その発想の裏には、彼自身の極めてユニークな働き方がある。

🤖 AIと"8時間対話する"創業者
Qi のAIとの向き合い方は一般的なそれとはまったく違う。
AIを「ツール」としてではなく、"同僚"として扱っているのだ。
「Claudeは同僚みたいな存在です。毎日8時間くらい話しています。」
アイデアを整理し、意思決定の材料を揃え、行動計画を作り、複雑な問題を一緒にほぐす。Qi はまるで研究室のパートナーに話すかのように、Claude に長期文脈を共有しながら仕事を進める。
使用量があまりに多く、4時間制限にたびたび引っかかったため Claude Max にアップグレード せざるを得なかったほどだ。
Qi にとってAIはもはや「チャットボット」ではなく、"第二の認知スタック"と言える存在になっている。
🚀 1日の"流れ"を理解できるAIへ
Qi が目指すアシスタント像は、派手な機能を積み上げることではない。
そして既存のAIアシスタントのように、アプリごとに役割を限定することでもない。
彼の視点はもっと本質的だ。
現代の働き方はアプリではなく "流れ (flow)" によって構成されている。
だからAIも、その流れに寄り添う存在であるべきだ。
「人はアプリで考えない。流れで考えるんです。」
Qi が見据えるのは、断片化し続ける働き方の"つなぎ目"を理解し、静かに支えるAIだ。
🧭 若い起業家へのアドバイス
研究者から創業者へ──Qi のキャリアシフトは容易ではなかった。アカデミアは「美しさ」を求めるが、スタートアップは「スピード」と「顧客」を求める。振り返って Qi はこう語る。

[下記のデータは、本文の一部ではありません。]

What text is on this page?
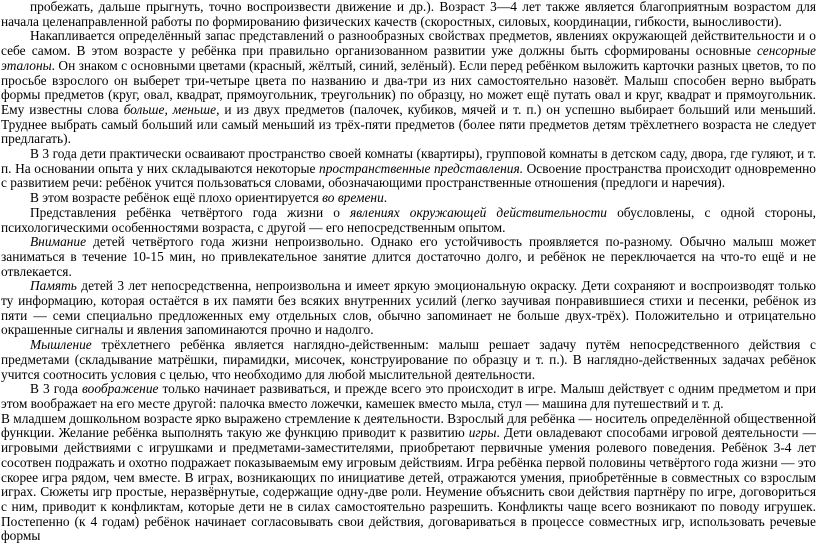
пробежать, дальше прыгнуть, точно воспроизвести движение и др.). Возраст 3—4 лет также является благоприятным возрастом для начала целенаправленной работы по формированию физических качеств (скоростных, силовых, координации, гибкости, выносливости).

Накапливается определённый запас представлений о разнообразных свойствах предметов, явлениях окружающей действительности и о себе самом. В этом возрасте у ребёнка при правильно организованном развитии уже должны быть сформированы основные сенсорные эталоны. Он знаком с основными цветами (красный, жёлтый, синий, зелёный). Если перед ребёнком выложить карточки разных цветов, то по просьбе взрослого он выберет три-четыре цвета по названию и два-три из них самостоятельно назовёт. Малыш способен верно выбрать формы предметов (круг, овал, квадрат, прямоугольник, треугольник) по образцу, но может ещё путать овал и круг, квадрат и прямоугольник. Ему известны слова больше, меньше, и из двух предметов (палочек, кубиков, мячей и т. п.) он успешно выбирает больший или меньший. Труднее выбрать самый больший или самый меньший из трёх-пяти предметов (более пяти предметов детям трёхлетнего возраста не следует предлагать).

В 3 года дети практически осваивают пространство своей комнаты (квартиры), групповой комнаты в детском саду, двора, где гуляют, и т. п. На основании опыта у них складываются некоторые пространственные представления. Освоение пространства происходит одновременно с развитием речи: ребёнок учится пользоваться словами, обозначающими пространственные отношения (предлоги и наречия).

В этом возрасте ребёнок ещё плохо ориентируется во времени.

Представления ребёнка четвёртого года жизни о явлениях окружающей действительности обусловлены, с одной стороны, психологическими особенностями возраста, с другой — его непосредственным опытом.

Внимание детей четвёртого года жизни непроизвольно. Однако его устойчивость проявляется по-разному. Обычно малыш может заниматься в течение 10-15 мин, но привлекательное занятие длится достаточно долго, и ребёнок не переключается на что-то ещё и не отвлекается.

Память детей 3 лет непосредственна, непроизвольна и имеет яркую эмоциональную окраску. Дети сохраняют и воспроизводят только ту информацию, которая остаётся в их памяти без всяких внутренних усилий (легко заучивая понравившиеся стихи и песенки, ребёнок из пяти — семи специально предложенных ему отдельных слов, обычно запоминает не больше двух-трёх). Положительно и отрицательно окрашенные сигналы и явления запоминаются прочно и надолго.

Мышление трёхлетнего ребёнка является наглядно-действенным: малыш решает задачу путём непосредственного действия с предметами (складывание матрёшки, пирамидки, мисочек, конструирование по образцу и т. п.). В наглядно-действенных задачах ребёнок учится соотносить условия с целью, что необходимо для любой мыслительной деятельности.

В 3 года воображение только начинает развиваться, и прежде всего это происходит в игре. Малыш действует с одним предметом и при этом воображает на его месте другой: палочка вместо ложечки, камешек вместо мыла, стул — машина для путешествий и т. д.

В младшем дошкольном возрасте ярко выражено стремление к деятельности. Взрослый для ребёнка — носитель определённой общественной функции. Желание ребёнка выполнять такую же функцию приводит к развитию игры. Дети овладевают способами игровой деятельности — игровыми действиями с игрушками и предметами-заместителями, приобретают первичные умения ролевого поведения. Ребёнок 3-4 лет сосотвен подражать и охотно подражает показываемым ему игровым действиям. Игра ребёнка первой половины четвёртого года жизни — это скорее игра рядом, чем вместе. В играх, возникающих по инициативе детей, отражаются умения, приобретённые в совместных со взрослым играх. Сюжеты игр простые, неразвёрнутые, содержащие одну-две роли. Неумение объяснить свои действия партнёру по игре, договориться с ним, приводит к конфликтам, которые дети не в силах самостоятельно разрешить. Конфликты чаще всего возникают по поводу игрушек. Постепенно (к 4 годам) ребёнок начинает согласовывать свои действия, договариваться в процессе совместных игр, использовать речевые формы
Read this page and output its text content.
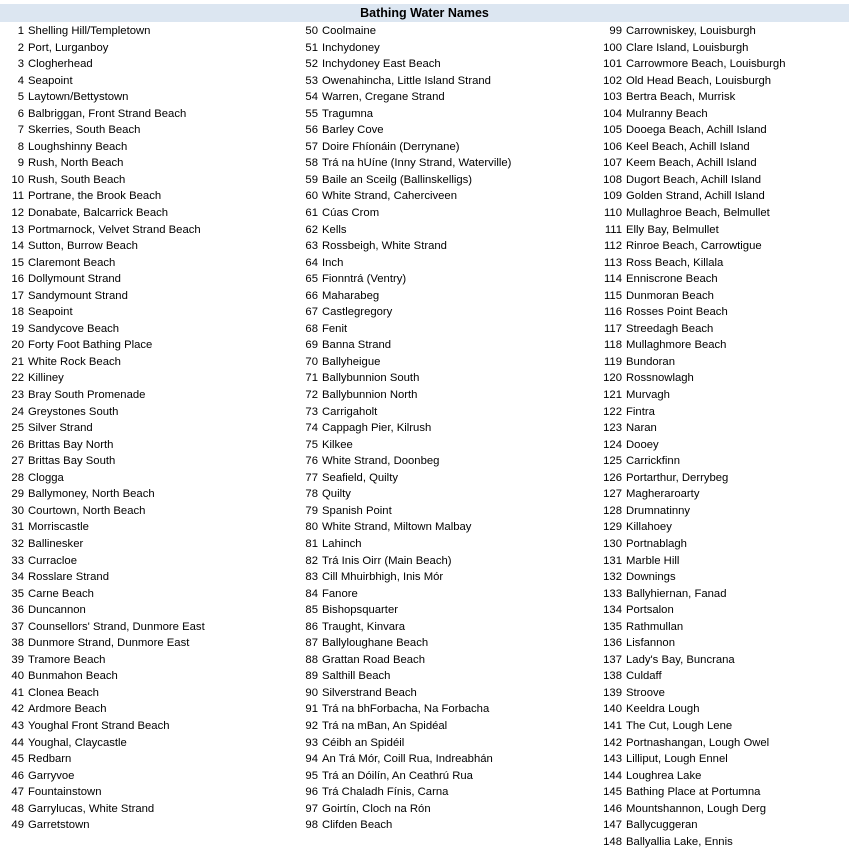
Bathing Water Names
1 Shelling Hill/Templetown
2 Port, Lurganboy
3 Clogherhead
4 Seapoint
5 Laytown/Bettystown
6 Balbriggan, Front Strand Beach
7 Skerries, South Beach
8 Loughshinny Beach
9 Rush, North Beach
10 Rush, South Beach
11 Portrane, the Brook Beach
12 Donabate, Balcarrick Beach
13 Portmarnock, Velvet Strand Beach
14 Sutton, Burrow Beach
15 Claremont Beach
16 Dollymount Strand
17 Sandymount Strand
18 Seapoint
19 Sandycove Beach
20 Forty Foot Bathing Place
21 White Rock Beach
22 Killiney
23 Bray South Promenade
24 Greystones South
25 Silver Strand
26 Brittas Bay North
27 Brittas Bay South
28 Clogga
29 Ballymoney, North Beach
30 Courtown, North Beach
31 Morriscastle
32 Ballinesker
33 Curracloe
34 Rosslare Strand
35 Carne Beach
36 Duncannon
37 Counsellors' Strand, Dunmore East
38 Dunmore Strand, Dunmore East
39 Tramore Beach
40 Bunmahon Beach
41 Clonea Beach
42 Ardmore Beach
43 Youghal Front Strand Beach
44 Youghal, Claycastle
45 Redbarn
46 Garryvoe
47 Fountainstown
48 Garrylucas, White Strand
49 Garretstown
50 Coolmaine
51 Inchydoney
52 Inchydoney East Beach
53 Owenahincha, Little Island Strand
54 Warren, Cregane Strand
55 Tragumna
56 Barley Cove
57 Doire Fhíonáin (Derrynane)
58 Trá na hUíne (Inny Strand, Waterville)
59 Baile an Sceilg (Ballinskelligs)
60 White Strand, Caherciveen
61 Cúas Crom
62 Kells
63 Rossbeigh, White Strand
64 Inch
65 Fionntrá (Ventry)
66 Maharabeg
67 Castlegregory
68 Fenit
69 Banna Strand
70 Ballyheigue
71 Ballybunnion South
72 Ballybunnion North
73 Carrigaholt
74 Cappagh Pier, Kilrush
75 Kilkee
76 White Strand, Doonbeg
77 Seafield, Quilty
78 Quilty
79 Spanish Point
80 White Strand, Miltown Malbay
81 Lahinch
82 Trá Inis Oirr (Main Beach)
83 Cill Mhuirbhigh, Inis Mór
84 Fanore
85 Bishopsquarter
86 Traught, Kinvara
87 Ballyloughane Beach
88 Grattan Road Beach
89 Salthill Beach
90 Silverstrand Beach
91 Trá na bhForbacha, Na Forbacha
92 Trá na mBan, An Spidéal
93 Céibh an Spidéil
94 An Trá Mór, Coill Rua, Indreabhán
95 Trá an Dóilín, An Ceathrú Rua
96 Trá Chaladh Fínis, Carna
97 Goirtín, Cloch na Rón
98 Clifden Beach
99 Carrowniskey, Louisburgh
100 Clare Island, Louisburgh
101 Carrowmore Beach, Louisburgh
102 Old Head Beach, Louisburgh
103 Bertra Beach, Murrisk
104 Mulranny Beach
105 Dooega Beach, Achill Island
106 Keel Beach, Achill Island
107 Keem Beach, Achill Island
108 Dugort Beach, Achill Island
109 Golden Strand, Achill Island
110 Mullaghroe Beach, Belmullet
111 Elly Bay, Belmullet
112 Rinroe Beach, Carrowtigue
113 Ross Beach, Killala
114 Enniscrone Beach
115 Dunmoran Beach
116 Rosses Point Beach
117 Streedagh Beach
118 Mullaghmore Beach
119 Bundoran
120 Rossnowlagh
121 Murvagh
122 Fintra
123 Naran
124 Dooey
125 Carrickfinn
126 Portarthur, Derrybeg
127 Magheraroarty
128 Drumnatinny
129 Killahoey
130 Portnablagh
131 Marble Hill
132 Downings
133 Ballyhiernan, Fanad
134 Portsalon
135 Rathmullan
136 Lisfannon
137 Lady's Bay, Buncrana
138 Culdaff
139 Stroove
140 Keeldra Lough
141 The Cut, Lough Lene
142 Portnashangan, Lough Owel
143 Lilliput, Lough Ennel
144 Loughrea Lake
145 Bathing Place at Portumna
146 Mountshannon, Lough Derg
147 Ballycuggeran
148 Ballyallia Lake, Ennis
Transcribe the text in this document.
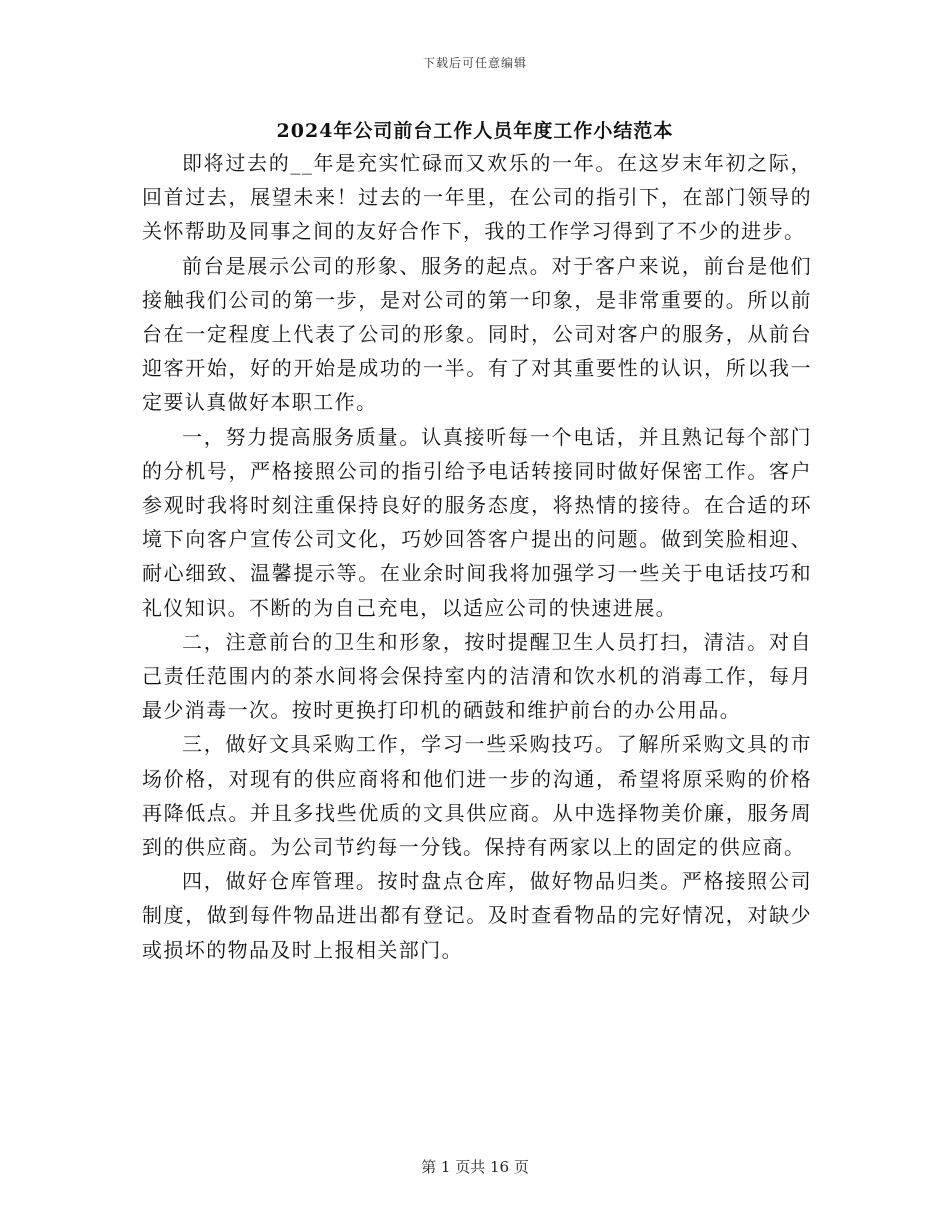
下载后可任意编辑
2024年公司前台工作人员年度工作小结范本

即将过去的__年是充实忙碌而又欢乐的一年。在这岁末年初之际，回首过去，展望未来！过去的一年里，在公司的指引下，在部门领导的关怀帮助及同事之间的友好合作下，我的工作学习得到了不少的进步。

前台是展示公司的形象、服务的起点。对于客户来说，前台是他们接触我们公司的第一步，是对公司的第一印象，是非常重要的。所以前台在一定程度上代表了公司的形象。同时，公司对客户的服务，从前台迎客开始，好的开始是成功的一半。有了对其重要性的认识，所以我一定要认真做好本职工作。

一，努力提高服务质量。认真接听每一个电话，并且熟记每个部门的分机号，严格接照公司的指引给予电话转接同时做好保密工作。客户参观时我将时刻注重保持良好的服务态度，将热情的接待。在合适的环境下向客户宣传公司文化，巧妙回答客户提出的问题。做到笑脸相迎、耐心细致、温馨提示等。在业余时间我将加强学习一些关于电话技巧和礼仪知识。不断的为自己充电，以适应公司的快速进展。

二，注意前台的卫生和形象，按时提醒卫生人员打扫，清洁。对自己责任范围内的茶水间将会保持室内的洁清和饮水机的消毒工作，每月最少消毒一次。按时更换打印机的硒鼓和维护前台的办公用品。

三，做好文具采购工作，学习一些采购技巧。了解所采购文具的市场价格，对现有的供应商将和他们进一步的沟通，希望将原采购的价格再降低点。并且多找些优质的文具供应商。从中选择物美价廉，服务周到的供应商。为公司节约每一分钱。保持有两家以上的固定的供应商。

四，做好仓库管理。按时盘点仓库，做好物品归类。严格接照公司制度，做到每件物品进出都有登记。及时查看物品的完好情况，对缺少或损坏的物品及时上报相关部门。

第 1 页共 16 页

「初めての創業者は、自分が面白いと思うものを作りがち。でも市場が求めるものとは限らない。」
彼のアドバイスはシンプルで、しかし経験に裏打ちされている。
- ユーザーとの対話は想像以上に早く始めること
- "完璧に準備ができる前" に出荷すること
- プロトタイプに惚れすぎないこと
- 問題そのものに学ばせてもらう姿勢を持つこと
- 数週間ではなく「数年続けられるペース」を見つけること
そして最後にこう付け加えた。
「自分に対して忍耐強くあること。クリアさは時間とともに生まれる。」
✨ まとめ
Qi のキャリアは、典型的な創業者像から大きく外れている。
エンジニア一筋でも、ビジネス特化でも、デザイナーでもない。
彼はそのどれでもないが、そのどれでもある"境界に生きるタイプ"だ。
日本語ASRモデルをゼロから構築し、日々AIと8時間対話しながら、自らの思考プロセスを外在化し、そして「人の働き方」を深く観察し続けている。
彼のプロダクトビジョンは明快だ。
ツールは人の「流れ」を邪魔せず、思考の負荷を減らし、働く人をよりクリアにする存在であるべきだ。
「大事なのはペース。速すぎても遅すぎてもダメ。学び続け、作り続けられるペースで進むこと。」
10年の研究、AIとの膨大な対話、そして日々の探索が、これからの働き方とプロダクティビティツールのあり方を静かに変えていくかもしれない。